Pakistan: Rimsha Masih case thrown out by High Court 20/11/2012
The Islamabad High Court (IHC) in Pakistan today ordered that the case against Rimsha Masih, the young Christian girl accused of blasphemy in August, be thrown out.
Last week the IHC reserved its judgment on an application from Rimsha Masih's lawyers for the original charge to be annulled. Her lawyers contended that the charge was fabricated and cited the girl's age and learning difficulties as reasons for dismissal. During today's hearing, IHC Chief Justice Iqbal Hameed ur Rahman ordered the police to dismiss the First Information Report (FIR) filed against her. Her accuser's lawyers retain the right to appeal the decision.
Rimsha's actual trial has been on hold since 28 September, when the IHC restrained the lower court from moving forward while it deliberated.
Rimsha, who is deemed to be fourteen years old but with a younger mental age, was charged with desecrating the Qur'an under section 295B of the Pakistan Penal Code (PPC). She has been out on bail for over two months and is in hiding with her family. Rimsha's case has attracted support from senior Islamic clerics in Pakistan, as well as a high level of international attention. A revised charge sheet submitted by police in September indicated that no evidence had been found to support the accusation against her.

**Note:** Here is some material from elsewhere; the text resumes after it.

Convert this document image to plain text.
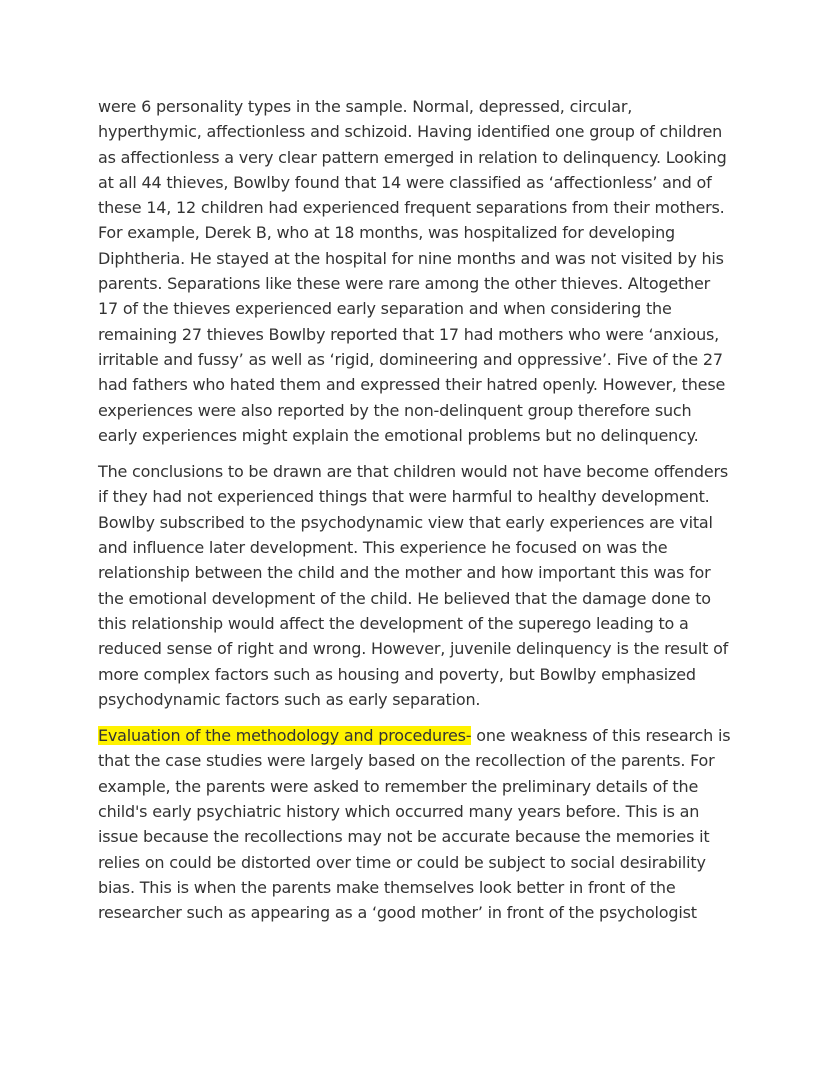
were 6 personality types in the sample. Normal, depressed, circular, hyperthymic, affectionless and schizoid. Having identified one group of children as affectionless a very clear pattern emerged in relation to delinquency. Looking at all 44 thieves, Bowlby found that 14 were classified as ‘affectionless’ and of these 14, 12 children had experienced frequent separations from their mothers. For example, Derek B, who at 18 months, was hospitalized for developing Diphtheria. He stayed at the hospital for nine months and was not visited by his parents. Separations like these were rare among the other thieves. Altogether 17 of the thieves experienced early separation and when considering the remaining 27 thieves Bowlby reported that 17 had mothers who were ‘anxious, irritable and fussy’ as well as ‘rigid, domineering and oppressive’. Five of the 27 had fathers who hated them and expressed their hatred openly. However, these experiences were also reported by the non-delinquent group therefore such early experiences might explain the emotional problems but no delinquency.

The conclusions to be drawn are that children would not have become offenders if they had not experienced things that were harmful to healthy development. Bowlby subscribed to the psychodynamic view that early experiences are vital and influence later development. This experience he focused on was the relationship between the child and the mother and how important this was for the emotional development of the child. He believed that the damage done to this relationship would affect the development of the superego leading to a reduced sense of right and wrong. However, juvenile delinquency is the result of more complex factors such as housing and poverty, but Bowlby emphasized psychodynamic factors such as early separation.

Evaluation of the methodology and procedures- one weakness of this research is that the case studies were largely based on the recollection of the parents. For example, the parents were asked to remember the preliminary details of the child's early psychiatric history which occurred many years before. This is an issue because the recollections may not be accurate because the memories it relies on could be distorted over time or could be subject to social desirability bias. This is when the parents make themselves look better in front of the researcher such as appearing as a ‘good mother’ in front of the psychologist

Christian Solidarity Worldwide's (CSW's) Chief Executive Mervyn Thomas said, “This is extremely welcome news – we applaud the IHC for making the decision and enabling reason and the rule of law to prevail in Rimsha's case. It is unusual for a blasphemy charge to be thrown out in this manner and the result is testimony to the wisdom of her legal team, from the All Pakistan Minorities Alliance (APMA), in approaching the IHC. The security of Rimsha and her family remains a priority concern, as a favourable court ruling does not guarantee personal safety in blasphemy cases, and this decision may yet be challenged. Moreover, it remains to be seen whether the man accused of framing Rimsha will be held accountable. If he is, it will be a sign of the kind of progress stressed by Pakistan during its Universal Periodic Review (UPR) at the UN last month, and may well make others think twice before misusing the laws in a similar fashion.”